えっと…確かに結構前にそんな事を言って、月島君に失笑された記憶がある。
それより…。

「え…彼氏って…?」

月島君の眉間のシワが濃くなる。

「ねぇ…昨日のことも思い出せない程、残念な頭してるの?」

声のトーンもさっきより更に低い。
怒らせてしまったのだろうか。

「昨日って…私が月島君を好きだって…言って、月島君も…その…。」

月島君の機嫌をこれ以上損ねない答えを探していると、しどろもどろになってしまう。

昨日の事だって…私の夢じゃないか半信半疑だ。

「そこまで覚えてるなら…何?朝早過ぎて寝惚けてるとか?」

「そうじゃなくて…、もしかして私達、付き合ってるの?」

うわ…。
月島君の顔から表情が消えた。

「両想いって確認したんだから、付き合ってるに決まってるでしょ?それとも僕が彼氏だと不満なの?」

「いや…不満なんて…恐れ多いくらいだよ。

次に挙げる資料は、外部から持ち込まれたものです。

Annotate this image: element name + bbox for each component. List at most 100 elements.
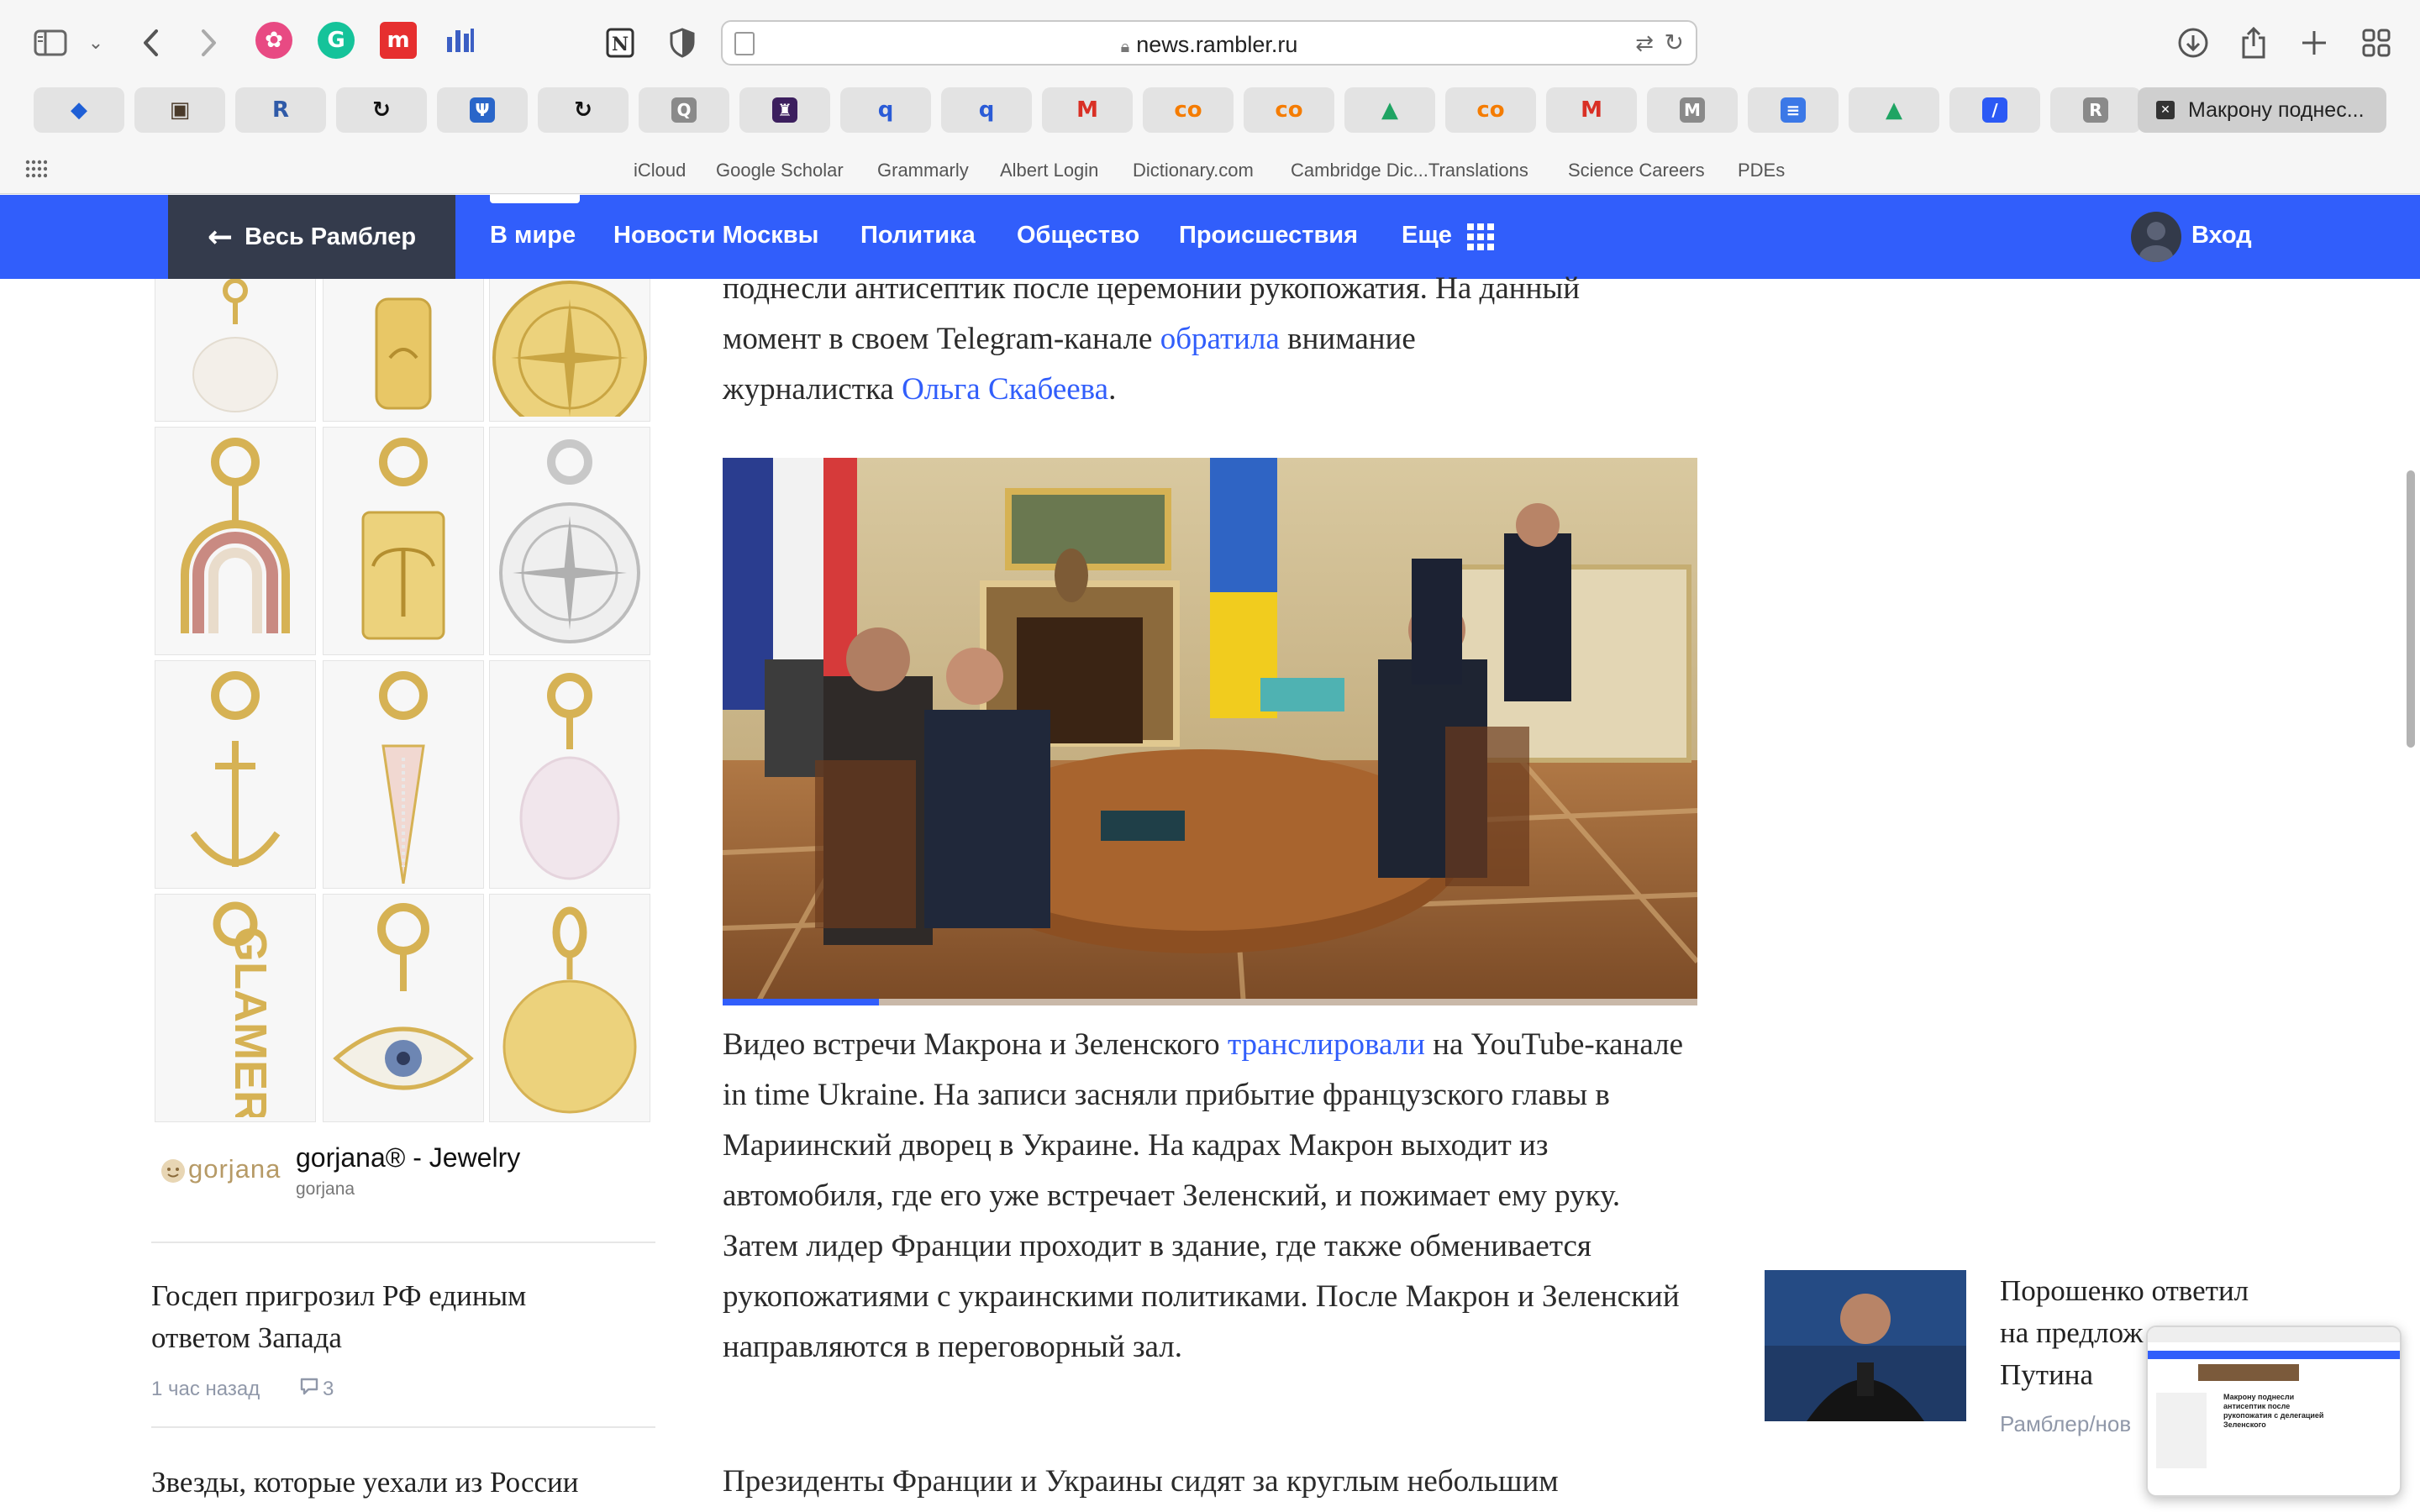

」

むしろ、月島君は私なんかが彼女で嫌ではないのだろうか。
実際に先程からずっと不機嫌だし…。

「はー。こんなところで、のんびり立ち話してたら本当に遅刻するから行くよ、和奏。」

「え…な…名前。」

今までは皐月さんと呼ばれたと記憶している。

「なに?嫌なの?」

「嫌じゃない…です。」

月島君の一言ごとに心臓がジェットコースターのように跳ね上がったり、落ちたりする。
付き合うってこんなに心臓に悪い事だったんだと思い知らされた朝だった。